Tiago Rodrigues devient le nouveau directeur du Festival en 2023, succédant à Olivier Py. A cette occasion, son éditeur français, Les Solitaires Intempestifs propose la réunion de ses pièces traduites entre 2011 et 2015 dans leur version française de Thomas Resendes et de Thomas Quillardet pour la pièce Tristesse et joie dans la vie des girafes. Il s’agit d’un volume 1, dans l’attente de la suite d’une édition des textes postérieurs.
Ce volume propose également deux œuvres inédites, de la même période (2012 et 2013) : Trois doigts au– dessous du genou et Entre les lignes. Ainsi l’auteur prolifique dessine t-il un long parcours théâtral.
La simple chronologie, qui organise selon les dates de parution, le livre n’est pas l’essentiel de cette entreprise éditoriale. Tout d’abord, d’une pièce à l’autre, Rodrigues campe son écriture sur la terre de ses propres références dramatiques.
De manière évidente, l’ensemble des titres « antiques » comme réécriture : Antoine et Cléopâtre dans la veine shakespearienne et les trois tragédies grecques, Iphigénie, Agamemnon et Electre ainsi que la source romanesque avec Bovary, disent qu’écrire du théâtre signifie écrire à partir d’une « bibliothèque » universelle, idéale pour Rodrigues.
A la fois il cite, emprunte, transforme, détourne pour faire siens tous ces textes fondateurs mais va jusqu’à intégrer aussi, dans ses distributions personnelles, des écrivains comme l’immense Anton Tchekhov (cf. dans la première pièce, Tristesse et joie de la vie des girafes) ou Gustave Flaubert en accusé lors du procès de 1857 intenté contre son célèbre roman (cf. Bovary).

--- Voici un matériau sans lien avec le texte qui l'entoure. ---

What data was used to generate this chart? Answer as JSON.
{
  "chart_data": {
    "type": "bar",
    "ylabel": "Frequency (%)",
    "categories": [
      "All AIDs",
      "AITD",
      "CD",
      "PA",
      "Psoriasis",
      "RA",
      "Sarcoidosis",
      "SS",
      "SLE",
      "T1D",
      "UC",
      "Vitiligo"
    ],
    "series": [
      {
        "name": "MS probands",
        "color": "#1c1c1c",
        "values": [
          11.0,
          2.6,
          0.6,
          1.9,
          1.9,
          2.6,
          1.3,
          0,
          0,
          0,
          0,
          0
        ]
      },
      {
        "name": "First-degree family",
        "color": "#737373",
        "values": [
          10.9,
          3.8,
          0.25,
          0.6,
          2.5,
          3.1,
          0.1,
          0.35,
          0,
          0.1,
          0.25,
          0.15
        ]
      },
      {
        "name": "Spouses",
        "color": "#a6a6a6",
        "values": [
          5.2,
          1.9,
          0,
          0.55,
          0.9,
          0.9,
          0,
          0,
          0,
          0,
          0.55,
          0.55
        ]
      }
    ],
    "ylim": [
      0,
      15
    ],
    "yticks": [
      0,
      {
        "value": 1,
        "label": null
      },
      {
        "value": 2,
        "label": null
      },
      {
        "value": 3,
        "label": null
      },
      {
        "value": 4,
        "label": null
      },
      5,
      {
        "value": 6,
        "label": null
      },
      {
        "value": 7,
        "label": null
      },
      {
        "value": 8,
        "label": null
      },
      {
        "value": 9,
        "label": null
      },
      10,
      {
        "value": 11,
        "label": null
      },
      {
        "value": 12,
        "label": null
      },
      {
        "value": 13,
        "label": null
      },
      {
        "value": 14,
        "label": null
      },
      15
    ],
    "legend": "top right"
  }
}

Lorsqu’il s’agit de théâtre, il faut penser certes texte mais surtout représentation et de ce point de vue là, le volume dévoile à la fois l’histoire des scènes dramatiques du Portugal et celle des plateaux français.
D’ailleurs, Rodrigues consacre sa pièce, Trois doigts au-dessus du genou, à la censure inepte du temps de la dictature de Salazar qui s’attaque aussi bien à des auteurs modernes qu’anciens parmi les plus éminents. Le théâtre est politique, évidemment.
La coïncidence de cette publication avec la prise de fonction de Rodrigues à la tête d’un festival international de théâtre tel qu’Avignon n’échappera à personne puisque un certain nombre des pièces « recueillies » ont une histoire avignonnaise. Thomas Quillardet en 2017 a créé Tristesse et joie … en Avignon. En 2015, Rodrigues y monte son Antoine et Cléopâtre.
Tchekhov hante la littérature de Rodrigues et, en 2021, il a mis en scène La Cerisaie dans la Cour d’honneur du Palais des Papes et cet été, en juillet, le public retrouvera l’une de ses pièces les plus connues, By heart (Apprendre par coeur), dans ce même lieu .
Décidément Tiago Rodrigues incarne une vision contemporaine d’un monde théâtral élargi, lui, le polyglotte et l’acteur, l’auteur polygraphe, le metteur en scène et, à partir de cette année, le concepteur du festival in d’Avignon.
marie du crest
Tiago Rodrigues, Théâtre, 2011–2015 , Les Solitaires Intempestifs, 2023, 480 p. — 21,00 €.
D’autres textes récents sont parus chez le même éditeur :
Souffle ( Sopro) suivi de sa façon de mourir en 2018
Catarina et la beauté de tuer des fascistes en 2020
Choeur des amants en 2021 et Dans la mesure de l’impossible en 2022.